The Department of Justice and the Federal Trade Commission on April 10 issued Antitrust Policy Statement on Sharing of Cybersecurity Information, a joint policy statement that provides critical infrastructure industries the clarity they need to share cybersecurity information among themselves to combat cyber threats without violating the antitrust laws those agencies enforce. The agencies note that “properly designed cyber threat information sharing is not likely to raise antitrust concerns and can help secure the nation’s networks of information and resources.” The benefits of sharing this highly technical information are significant: sharing increases the security, availability, integrity, and efficiency of information systems, which in turn, leads to a more secure and productive nation. The agencies make clear that they “do not believe that antitrust is—or should be—a roadblock to legitimate cybersecurity information sharing.” This policy statement is meant to provide more certainty to the concerns private companies have raised as the threats to our nation’s infrastructure and information systems increase in number and sophistication.
The ABA noted the companies’ antitrust concerns with respect to this information sharing last November. In its publication, A Playbook for Cyber Events, the Standing Committee on Law and National Security stated that “antitrust concerns have triggered suspicion about close coordination among corporate competitors including discussions of cybersecurity information sharing.” The Committee went on to state that it would be appropriate for companies collaborating on cybersecurity information sharing to address antitrust concerns, while highlighting that DOJ’s guidance and discussions with former Antitrust Division attorneys support the notion that antitrust is not a roadblock to properly conducted cyber-related information sharing.

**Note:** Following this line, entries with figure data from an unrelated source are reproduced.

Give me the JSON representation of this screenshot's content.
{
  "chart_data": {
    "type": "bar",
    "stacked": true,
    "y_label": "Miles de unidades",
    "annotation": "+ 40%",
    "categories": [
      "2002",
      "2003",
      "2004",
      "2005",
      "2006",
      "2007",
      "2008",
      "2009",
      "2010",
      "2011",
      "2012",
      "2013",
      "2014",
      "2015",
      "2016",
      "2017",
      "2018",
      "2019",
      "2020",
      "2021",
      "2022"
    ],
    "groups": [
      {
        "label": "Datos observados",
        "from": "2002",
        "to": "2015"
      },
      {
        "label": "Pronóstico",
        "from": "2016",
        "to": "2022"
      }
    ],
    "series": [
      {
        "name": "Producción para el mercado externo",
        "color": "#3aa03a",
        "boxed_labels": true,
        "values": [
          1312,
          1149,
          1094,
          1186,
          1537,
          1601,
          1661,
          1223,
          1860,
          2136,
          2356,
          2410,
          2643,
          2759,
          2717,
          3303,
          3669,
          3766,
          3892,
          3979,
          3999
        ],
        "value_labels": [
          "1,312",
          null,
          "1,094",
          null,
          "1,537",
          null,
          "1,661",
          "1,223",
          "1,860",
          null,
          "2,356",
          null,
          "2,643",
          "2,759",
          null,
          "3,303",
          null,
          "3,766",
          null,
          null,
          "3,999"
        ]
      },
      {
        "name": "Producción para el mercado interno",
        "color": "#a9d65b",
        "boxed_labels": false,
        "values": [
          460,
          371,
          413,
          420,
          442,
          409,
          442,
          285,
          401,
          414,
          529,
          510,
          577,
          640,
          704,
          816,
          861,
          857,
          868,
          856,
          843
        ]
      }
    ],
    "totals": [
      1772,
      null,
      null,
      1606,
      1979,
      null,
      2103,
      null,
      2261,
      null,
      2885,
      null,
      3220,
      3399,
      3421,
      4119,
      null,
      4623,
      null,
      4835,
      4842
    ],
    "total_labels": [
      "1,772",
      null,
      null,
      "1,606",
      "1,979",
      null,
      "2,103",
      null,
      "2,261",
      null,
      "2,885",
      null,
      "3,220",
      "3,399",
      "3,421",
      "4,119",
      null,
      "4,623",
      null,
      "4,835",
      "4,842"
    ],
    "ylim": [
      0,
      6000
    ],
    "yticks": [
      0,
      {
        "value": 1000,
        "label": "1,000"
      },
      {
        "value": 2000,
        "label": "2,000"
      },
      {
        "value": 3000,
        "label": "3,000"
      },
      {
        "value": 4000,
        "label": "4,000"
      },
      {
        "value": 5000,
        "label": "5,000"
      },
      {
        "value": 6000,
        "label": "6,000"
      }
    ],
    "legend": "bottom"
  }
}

The DOJ/FTC policy statement is another way the Obama Administration is assisting the critical infrastructure industry to protect itself, and the nation, against cybersecurity attacks. President Obama’s February 2013 Executive Order 13636, Improving Critical Infrastructure Cybersecurity, recognized cyber threats as “one of the most serious national security challenges we must confront” and highlighted the critical need for private entities to share information about cybersecurity in order to secure the nation’s IT infrastructure. The Order instructed the National Institute of Standards and Technology (NIST) to develop a set of voluntary standards and processes that private industry, particularly critical infrastructure, could use to address these cyber risks. More information about the recently issued NIST Framework can be found in our February 12, 2014, Client Alert.

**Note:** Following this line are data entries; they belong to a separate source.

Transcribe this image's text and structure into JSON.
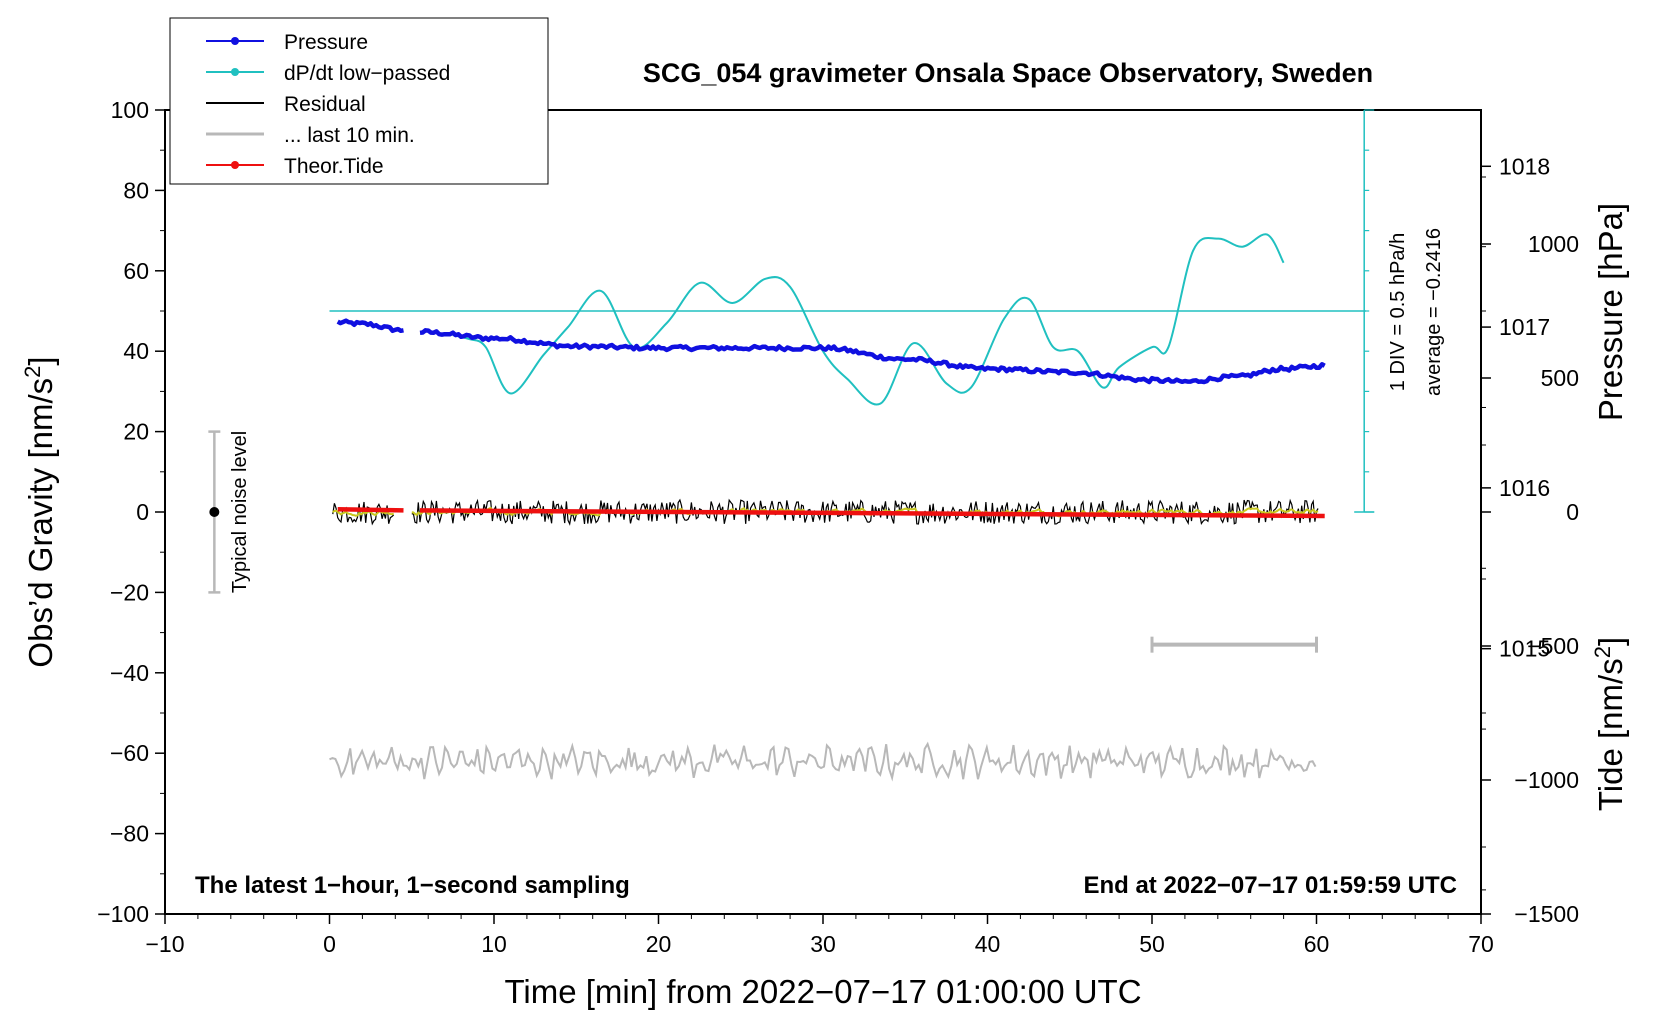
{
  "chart_data": {
    "type": "line",
    "title": "SCG_054 gravimeter Onsala Space Observatory, Sweden",
    "xlabel": "Time [min] from 2022−07−17 01:00:00 UTC",
    "ylabel_left": "Obs’d Gravity [nm/s",
    "ylabel_left_sup": "2",
    "ylabel_left_end": "]",
    "ylabel_right_pressure": "Pressure [hPa]",
    "ylabel_right_tide": "Tide [nm/s",
    "ylabel_right_tide_sup": "2",
    "ylabel_right_tide_end": "]",
    "xlim": [
      -10,
      70
    ],
    "ylim": [
      -100,
      100
    ],
    "pressure_lim": [
      1013.35,
      1018.35
    ],
    "tide_lim": [
      -1500,
      1500
    ],
    "x_ticks": [
      {
        "v": -10,
        "t": "−10"
      },
      {
        "v": 0,
        "t": "0"
      },
      {
        "v": 10,
        "t": "10"
      },
      {
        "v": 20,
        "t": "20"
      },
      {
        "v": 30,
        "t": "30"
      },
      {
        "v": 40,
        "t": "40"
      },
      {
        "v": 50,
        "t": "50"
      },
      {
        "v": 60,
        "t": "60"
      },
      {
        "v": 70,
        "t": "70"
      }
    ],
    "y_ticks": [
      {
        "v": 100,
        "t": "100"
      },
      {
        "v": 80,
        "t": "80"
      },
      {
        "v": 60,
        "t": "60"
      },
      {
        "v": 40,
        "t": "40"
      },
      {
        "v": 20,
        "t": "20"
      },
      {
        "v": 0,
        "t": "0"
      },
      {
        "v": -20,
        "t": "−20"
      },
      {
        "v": -40,
        "t": "−40"
      },
      {
        "v": -60,
        "t": "−60"
      },
      {
        "v": -80,
        "t": "−80"
      },
      {
        "v": -100,
        "t": "−100"
      }
    ],
    "pressure_ticks": [
      {
        "v": 1018,
        "t": "1018"
      },
      {
        "v": 1017,
        "t": "1017"
      },
      {
        "v": 1016,
        "t": "1016"
      },
      {
        "v": 1015,
        "t": "1015"
      }
    ],
    "tide_ticks": [
      {
        "v": 1000,
        "t": "1000"
      },
      {
        "v": 500,
        "t": "500"
      },
      {
        "v": 0,
        "t": "0"
      },
      {
        "v": -500,
        "t": "−500"
      },
      {
        "v": -1000,
        "t": "−1000"
      },
      {
        "v": -1500,
        "t": "−1500"
      }
    ],
    "legend": {
      "placement": "top-left",
      "entries": [
        {
          "label": "Pressure",
          "color": "#1010e0",
          "marker": true
        },
        {
          "label": "dP/dt low−passed",
          "color": "#20c0c0",
          "marker": true
        },
        {
          "label": "Residual",
          "color": "#000000",
          "marker": false
        },
        {
          "label": "... last 10 min.",
          "color": "#b8b8b8",
          "marker": false
        },
        {
          "label": "Theor.Tide",
          "color": "#ee1010",
          "marker": true
        }
      ]
    },
    "series": [
      {
        "name": "Pressure",
        "color": "#1010e0",
        "units": "hPa",
        "segments": [
          {
            "x": [
              0.5,
              2,
              4.5
            ],
            "y": [
              1017.03,
              1017.02,
              1016.98
            ]
          },
          {
            "x": [
              5.5,
              10,
              15,
              20,
              25,
              30,
              35,
              40,
              45,
              50,
              52,
              55,
              58,
              60.5
            ],
            "y": [
              1016.97,
              1016.93,
              1016.88,
              1016.87,
              1016.87,
              1016.87,
              1016.8,
              1016.74,
              1016.72,
              1016.67,
              1016.66,
              1016.69,
              1016.74,
              1016.76
            ]
          }
        ]
      },
      {
        "name": "dP/dt low−passed",
        "color": "#20c0c0",
        "units": "nm/s² plot scale (50 = average, 1 DIV = 0.5 hPa/h)",
        "average_line": 50,
        "x": [
          7.5,
          8.5,
          9.5,
          11,
          13,
          14.5,
          16.5,
          18.5,
          20.5,
          22.5,
          24.5,
          26.5,
          28,
          30,
          31.5,
          33.5,
          35.5,
          37.5,
          39,
          41,
          42.5,
          44,
          45.5,
          47,
          48,
          50,
          51,
          52.5,
          54,
          55.5,
          57,
          58
        ],
        "y": [
          44,
          43,
          41,
          29.5,
          39,
          46,
          55,
          41,
          47,
          57,
          52,
          58,
          56,
          40,
          33,
          27,
          42,
          32,
          31,
          48,
          53,
          41,
          40,
          31,
          36,
          41,
          41,
          65,
          68,
          66,
          69,
          62
        ]
      },
      {
        "name": "Residual",
        "color": "#000000",
        "units": "nm/s²",
        "segments": [
          {
            "x_start": 0.2,
            "x_end": 4.0
          },
          {
            "x_start": 5.0,
            "x_end": 60.2
          }
        ],
        "level": 0,
        "noise_amplitude": 3,
        "smoothed_color": "#c8c820"
      },
      {
        "name": "... last 10 min.",
        "color": "#b8b8b8",
        "units": "nm/s² (plotted offset)",
        "x_start": 0,
        "x_end": 60,
        "level": -62,
        "noise_amplitude": 3,
        "bracket": {
          "x_start": 50,
          "x_end": 60,
          "y": -33
        }
      },
      {
        "name": "Theor.Tide",
        "color": "#ee1010",
        "units": "nm/s²",
        "segments": [
          {
            "x": [
              0.5,
              4.5
            ],
            "y": [
              10,
              6
            ]
          },
          {
            "x": [
              5.5,
              60.5
            ],
            "y": [
              6,
              -15
            ]
          }
        ]
      }
    ],
    "noise_level": {
      "x": -7,
      "y": 0,
      "low": -20,
      "high": 20,
      "label": "Typical noise level"
    },
    "dpdt_scale": {
      "label_div": "1 DIV = 0.5 hPa/h",
      "label_avg": "average = −0.2416"
    },
    "annotation_left": "The latest 1−hour, 1−second sampling",
    "annotation_right": "End at 2022−07−17 01:59:59 UTC"
  }
}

The joint policy statement echoes a DOJ business review letter issued in 2000 to the Electric Power Research Institute (EPRI), a nonprofit organization committed to providing and disseminating science and technology-based solutions to problems facing the energy industry. EPRI had sought a statement of DOJ’s antitrust enforcement intentions with respect to EPRI’s proposed information exchange designed to reduce security risks in the energy industries due to the market participants and their supply chains increasing dependence on computers and interconnectivity. The Antitrust Division determined that the proposed information exchange of best practices and information related to cybersecurity vulnerabilities would not restrict competition in any of the energy-related markets because the information exchange was limited to only physical and cybersecurity issues and excluded discussions on company-specific competitively sensitive information such as price, purchasing, and future product innovations.
Anticipating the joint guidance issued on Thursday, Renata Hesse, DOJ’s Deputy Assistant Attorney General for Criminal and Civil Operations, Antitrust Division, in her January 2014 speech at the Conference on Competition and IP Policy in High-Technology Industries held in Stanford, CA, stated that while the antitrust guidance to EPRI is “now over a decade old, it remains the Antitrust Division’s current analysis that properly designed sharing of cyber-security threat information is not likely to raise antitrust concerns.”
Despite this clear statement from the country’s two antitrust agencies about their antitrust enforcement intentions with respect to cyber threat information exchange, companies must continue to exercise care to avoid sharing sensitive competitive information so as to limit exposure to private antitrust litigation.